Author: Arthur Conan Doyle
Series: Sherlock Holmes
Genres: detective, fiction
“Evil indeed is the man who has not one woman to mourn him.”
― Arthur Conan Doyle, The Hound of the Baskervilles
Frankly, I am not what you call a real fanatic of the Sherlock Holmes series at all. I do enjoy reading the exciting stories in which Holmes and Watson set foot on yet another case, but I have never willingly taken one of Doyle’s book from the book shelf to read. In fact I stumbled across this one a few years ago for a school assignment and when finding it some day under my bed I came to realize how I had never really read the story itself. That’s how I began with reading The Hound of the Baskervilles for a second time. The storyline is generally about the Baskerville family, who have an old curse laid upon them. It is believed for generations that a gigantic hound will kill each generation of their family. Sir Charles Baskerville is killed and people fear that the hound has returned. For detective Sherlock Holmes this isn’t just a supernatural case. This is murder. It takes him to solve the mystery with his razor-shaped mind.
You may think this is another non-realistic story. In fact many aspects are unrealistic and uncommon, but Doyle compensates by doing much more. His description of the setting is extraordinary while he can make you dream about imaginary places like you know them since you were kids. On top of that comes his wonderful descriptive ability about characters. It gives us the idea that is isn’t another boring Sherlock Holmes story. The characters, such as Holmes himself and Dr Watson were described amazingly — even for people who wouldn’t have heard of the popular detectives.
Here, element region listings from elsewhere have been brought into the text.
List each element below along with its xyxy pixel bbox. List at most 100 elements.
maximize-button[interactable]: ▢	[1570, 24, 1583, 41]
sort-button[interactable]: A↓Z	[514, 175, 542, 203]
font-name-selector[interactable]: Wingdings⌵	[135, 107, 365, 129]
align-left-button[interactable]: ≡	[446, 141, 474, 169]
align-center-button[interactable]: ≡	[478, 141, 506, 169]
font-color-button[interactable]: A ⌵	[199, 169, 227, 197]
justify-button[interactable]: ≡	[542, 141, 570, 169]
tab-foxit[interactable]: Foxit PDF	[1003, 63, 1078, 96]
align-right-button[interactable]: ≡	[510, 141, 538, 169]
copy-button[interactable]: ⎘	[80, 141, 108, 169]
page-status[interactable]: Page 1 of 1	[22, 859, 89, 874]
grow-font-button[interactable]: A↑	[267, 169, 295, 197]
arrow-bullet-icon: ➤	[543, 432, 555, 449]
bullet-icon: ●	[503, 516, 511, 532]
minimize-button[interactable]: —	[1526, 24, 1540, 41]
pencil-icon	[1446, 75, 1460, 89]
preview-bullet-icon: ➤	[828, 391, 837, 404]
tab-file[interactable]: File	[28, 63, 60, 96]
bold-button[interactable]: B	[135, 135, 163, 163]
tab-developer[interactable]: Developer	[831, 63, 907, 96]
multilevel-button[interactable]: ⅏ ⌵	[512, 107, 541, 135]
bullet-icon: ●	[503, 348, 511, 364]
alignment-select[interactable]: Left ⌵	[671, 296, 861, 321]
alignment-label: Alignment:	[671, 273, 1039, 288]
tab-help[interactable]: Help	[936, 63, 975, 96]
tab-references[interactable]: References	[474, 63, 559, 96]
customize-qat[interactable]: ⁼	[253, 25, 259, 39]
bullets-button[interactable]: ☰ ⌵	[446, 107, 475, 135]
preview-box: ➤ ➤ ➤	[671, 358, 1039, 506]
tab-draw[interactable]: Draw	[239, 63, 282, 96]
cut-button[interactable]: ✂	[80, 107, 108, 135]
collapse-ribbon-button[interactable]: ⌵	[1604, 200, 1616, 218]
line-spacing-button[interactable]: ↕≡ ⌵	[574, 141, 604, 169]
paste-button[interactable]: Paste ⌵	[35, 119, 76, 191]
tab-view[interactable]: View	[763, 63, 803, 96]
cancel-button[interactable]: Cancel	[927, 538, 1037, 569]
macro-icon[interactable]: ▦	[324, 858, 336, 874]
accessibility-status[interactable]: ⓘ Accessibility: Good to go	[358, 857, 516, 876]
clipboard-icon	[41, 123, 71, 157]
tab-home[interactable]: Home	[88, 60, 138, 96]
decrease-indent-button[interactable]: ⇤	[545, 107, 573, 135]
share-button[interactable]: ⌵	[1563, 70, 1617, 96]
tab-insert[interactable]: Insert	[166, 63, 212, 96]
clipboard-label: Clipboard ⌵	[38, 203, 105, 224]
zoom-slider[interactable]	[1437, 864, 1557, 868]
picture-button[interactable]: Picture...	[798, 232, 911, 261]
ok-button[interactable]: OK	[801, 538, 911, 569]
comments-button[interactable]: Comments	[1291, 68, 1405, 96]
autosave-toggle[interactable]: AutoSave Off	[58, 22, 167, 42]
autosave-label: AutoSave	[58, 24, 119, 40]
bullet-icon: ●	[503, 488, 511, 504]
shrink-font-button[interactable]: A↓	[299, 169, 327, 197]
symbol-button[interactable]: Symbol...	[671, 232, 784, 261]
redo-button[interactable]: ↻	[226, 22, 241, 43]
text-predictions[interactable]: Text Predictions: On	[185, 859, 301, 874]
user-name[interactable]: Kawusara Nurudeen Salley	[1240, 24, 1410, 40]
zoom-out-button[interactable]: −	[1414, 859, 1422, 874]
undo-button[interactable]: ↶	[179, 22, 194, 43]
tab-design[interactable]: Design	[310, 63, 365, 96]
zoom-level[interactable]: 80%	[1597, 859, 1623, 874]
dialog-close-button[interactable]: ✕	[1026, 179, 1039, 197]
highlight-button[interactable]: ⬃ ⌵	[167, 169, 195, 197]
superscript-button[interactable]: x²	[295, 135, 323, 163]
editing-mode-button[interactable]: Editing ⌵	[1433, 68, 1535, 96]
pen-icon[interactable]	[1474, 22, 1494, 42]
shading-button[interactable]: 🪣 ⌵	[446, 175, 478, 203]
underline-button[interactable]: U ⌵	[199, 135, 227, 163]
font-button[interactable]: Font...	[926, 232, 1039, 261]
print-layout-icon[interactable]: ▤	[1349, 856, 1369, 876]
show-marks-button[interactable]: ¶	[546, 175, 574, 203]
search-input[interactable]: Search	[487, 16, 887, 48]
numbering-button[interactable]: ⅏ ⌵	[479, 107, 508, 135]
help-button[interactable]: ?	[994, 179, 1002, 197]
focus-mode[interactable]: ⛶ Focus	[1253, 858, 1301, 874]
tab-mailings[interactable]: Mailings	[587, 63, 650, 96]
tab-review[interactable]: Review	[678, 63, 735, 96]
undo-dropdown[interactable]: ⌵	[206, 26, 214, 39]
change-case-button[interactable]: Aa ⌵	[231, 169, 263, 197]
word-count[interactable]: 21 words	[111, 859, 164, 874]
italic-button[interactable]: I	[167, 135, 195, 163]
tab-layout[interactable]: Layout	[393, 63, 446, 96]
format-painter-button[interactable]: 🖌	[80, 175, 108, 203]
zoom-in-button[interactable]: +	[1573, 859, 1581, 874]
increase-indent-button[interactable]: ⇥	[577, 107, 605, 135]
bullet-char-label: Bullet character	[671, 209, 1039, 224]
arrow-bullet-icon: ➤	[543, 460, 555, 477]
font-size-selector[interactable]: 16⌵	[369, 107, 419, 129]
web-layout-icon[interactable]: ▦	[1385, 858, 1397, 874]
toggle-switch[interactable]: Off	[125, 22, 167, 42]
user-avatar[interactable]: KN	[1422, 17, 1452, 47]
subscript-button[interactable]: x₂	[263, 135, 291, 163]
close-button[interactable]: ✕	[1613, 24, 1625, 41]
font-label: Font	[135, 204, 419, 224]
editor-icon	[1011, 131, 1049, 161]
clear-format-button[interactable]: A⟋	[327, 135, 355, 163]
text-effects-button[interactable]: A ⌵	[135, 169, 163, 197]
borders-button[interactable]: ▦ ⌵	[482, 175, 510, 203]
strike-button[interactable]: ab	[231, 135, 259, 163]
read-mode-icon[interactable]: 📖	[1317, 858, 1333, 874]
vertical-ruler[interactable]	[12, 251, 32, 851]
The question remains, are Doyle’s descriptive powers accurate enough to be relevant to the mystery surrounding the story? The answer to that question is a big yes. Doyle goes to great lengths to show a confidence in his writing which I hadn’t seen before. It makes you wanna read the entire detective all in a day.
Like in other Sherlock Holmes books, this one obviously stays true to the genre. There is more to it thought. The hound of the Baskervilles gets you thinking about various morals and values in your own life as well. Excellent writing, high descriptive powers and a big mystery: Sir Arthur Conan Doyle makes you crave for more Holmes….and Watson.